The album often pushes the boundaries of taste and ethics in the extent to which it is willing to use appropriated voices to sell its product, even if it is a product with a spotless sales goal. Take, again from the bio, the following anecdote:

“The kids so inspired Sukhadia (a tabla-player himself known as Tablapusher) and musical colleague JBoogie that they sampled the children’s voices to power tracks like ‘Speak it.’ ‘Artists use samples all the time,’ muses Chattha, ‘but how often to they go to the slums of India to get them?’”

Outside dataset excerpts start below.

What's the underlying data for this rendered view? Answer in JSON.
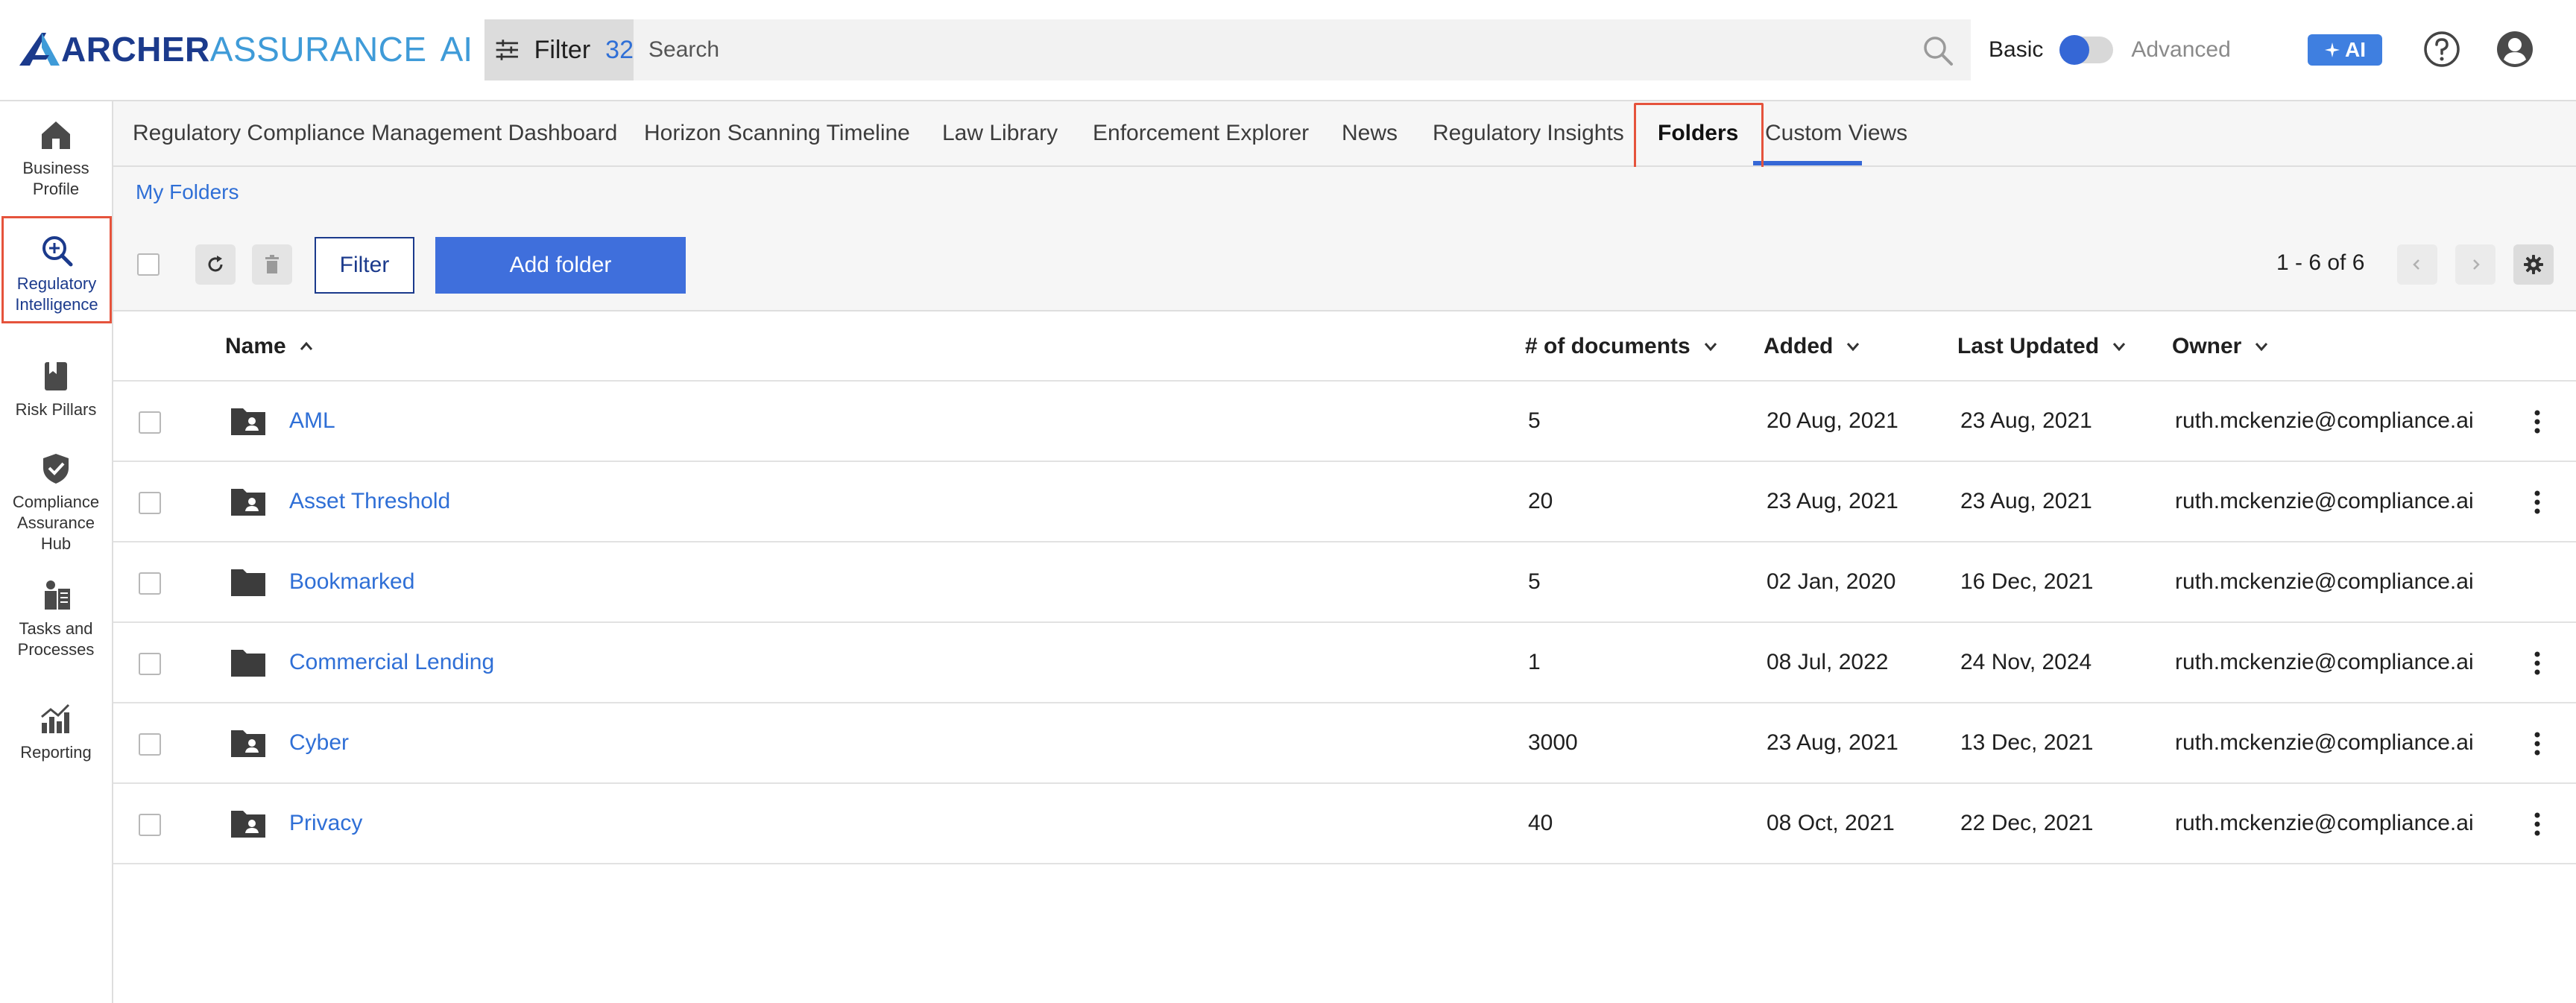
{
  "header": {
    "logo": {
      "word1": "ARCHER",
      "word2": "ASSURANCE",
      "word3": "AI"
    },
    "filter": {
      "label": "Filter",
      "count": "32"
    },
    "search": {
      "placeholder": "Search"
    },
    "mode": {
      "basic": "Basic",
      "advanced": "Advanced",
      "selected": "Basic"
    },
    "ai_button": "AI"
  },
  "sidebar": {
    "items": [
      {
        "label": "Business Profile",
        "icon": "home-icon",
        "active": false
      },
      {
        "label": "Regulatory Intelligence",
        "icon": "search-intel-icon",
        "active": true
      },
      {
        "label": "Risk Pillars",
        "icon": "book-icon",
        "active": false
      },
      {
        "label": "Compliance Assurance Hub",
        "icon": "shield-check-icon",
        "active": false
      },
      {
        "label": "Tasks and Processes",
        "icon": "tasks-icon",
        "active": false
      },
      {
        "label": "Reporting",
        "icon": "chart-icon",
        "active": false
      }
    ]
  },
  "tabs": [
    {
      "label": "Regulatory Compliance Management Dashboard"
    },
    {
      "label": "Horizon Scanning Timeline"
    },
    {
      "label": "Law Library"
    },
    {
      "label": "Enforcement Explorer"
    },
    {
      "label": "News"
    },
    {
      "label": "Regulatory Insights"
    },
    {
      "label": "Folders",
      "active": true
    },
    {
      "label": "Custom Views"
    }
  ],
  "breadcrumb": "My Folders",
  "toolbar": {
    "filter_label": "Filter",
    "add_label": "Add folder",
    "pager": "1 - 6 of 6"
  },
  "table": {
    "columns": [
      "Name",
      "# of documents",
      "Added",
      "Last Updated",
      "Owner"
    ],
    "rows": [
      {
        "name": "AML",
        "docs": "5",
        "added": "20 Aug, 2021",
        "updated": "23 Aug, 2021",
        "owner": "ruth.mckenzie@compliance.ai",
        "shared": true,
        "menu": true
      },
      {
        "name": "Asset Threshold",
        "docs": "20",
        "added": "23 Aug, 2021",
        "updated": "23 Aug, 2021",
        "owner": "ruth.mckenzie@compliance.ai",
        "shared": true,
        "menu": true
      },
      {
        "name": "Bookmarked",
        "docs": "5",
        "added": "02 Jan, 2020",
        "updated": "16 Dec, 2021",
        "owner": "ruth.mckenzie@compliance.ai",
        "shared": false,
        "menu": false
      },
      {
        "name": "Commercial Lending",
        "docs": "1",
        "added": "08 Jul, 2022",
        "updated": "24 Nov, 2024",
        "owner": "ruth.mckenzie@compliance.ai",
        "shared": false,
        "menu": true
      },
      {
        "name": "Cyber",
        "docs": "3000",
        "added": "23 Aug, 2021",
        "updated": "13 Dec, 2021",
        "owner": "ruth.mckenzie@compliance.ai",
        "shared": true,
        "menu": true
      },
      {
        "name": "Privacy",
        "docs": "40",
        "added": "08 Oct, 2021",
        "updated": "22 Dec, 2021",
        "owner": "ruth.mckenzie@compliance.ai",
        "shared": true,
        "menu": true
      }
    ]
  },
  "colors": {
    "accent": "#3f6fdc",
    "link": "#2f6fd6",
    "highlight": "#e5533c",
    "brand_dark": "#1b3a8c",
    "brand_light": "#3f9bd8"
  }
}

That last line is the slight and half-interested debate about whether Girl Talk and other mash-up artists are legitimate rendered a trillion times more contentious. Artists do use samples all the time, and even when they do so on a meaningless party record they cause something of a stir for the questions of authenticity, property, agency and intention that the gesture raises. That the sampling in question is here featured on a song called “Speak It,” about the power of speech and the telling of truths, is doubly ironic, in that Sukhadia seems blissfully unaware that he is framing speech, angling its meaning, appropriating the speaker’s voice. The discussion around sampling taps into a century-long debate about the extent to which representations of impoverished culture can be appropriated for the purposes of turning a white buck—Southern folk and Dylan, blues music, the Beats and jazz culture, hip-hop’s white audience, etc. And that appropriation has long been defended by a rhetoric that insists that a supposedly authentic representation of an impoverished lifestyle is in itself a worthwhile political contribution. For the purposes of our scenario in which Global Lingo finds its way onto the shelves of a Western audience, I would concede that it’s absolutely an issue to make exotic a trip to an Indian slum, to sample it and present it as spoken truth, regardless of how often Girl Talk does the same with Biggie or 2Pac.

These concerns may, of course, all be completely beside the point. The charitable gesture is, and perhaps should be, enough to validate the existence of Global Lingo. Buy the album and chuck it. Buy the album and love it. Go to the website and get inspired to learn about charities, other charities, any charities, charities to which you feel good donating, charities to which you don’t. Decide for yourself. But to concede that an album, by virtue of a virtuous goal, is in itself innocent of either unknowing ignorance or manipulative marketing, is naïve.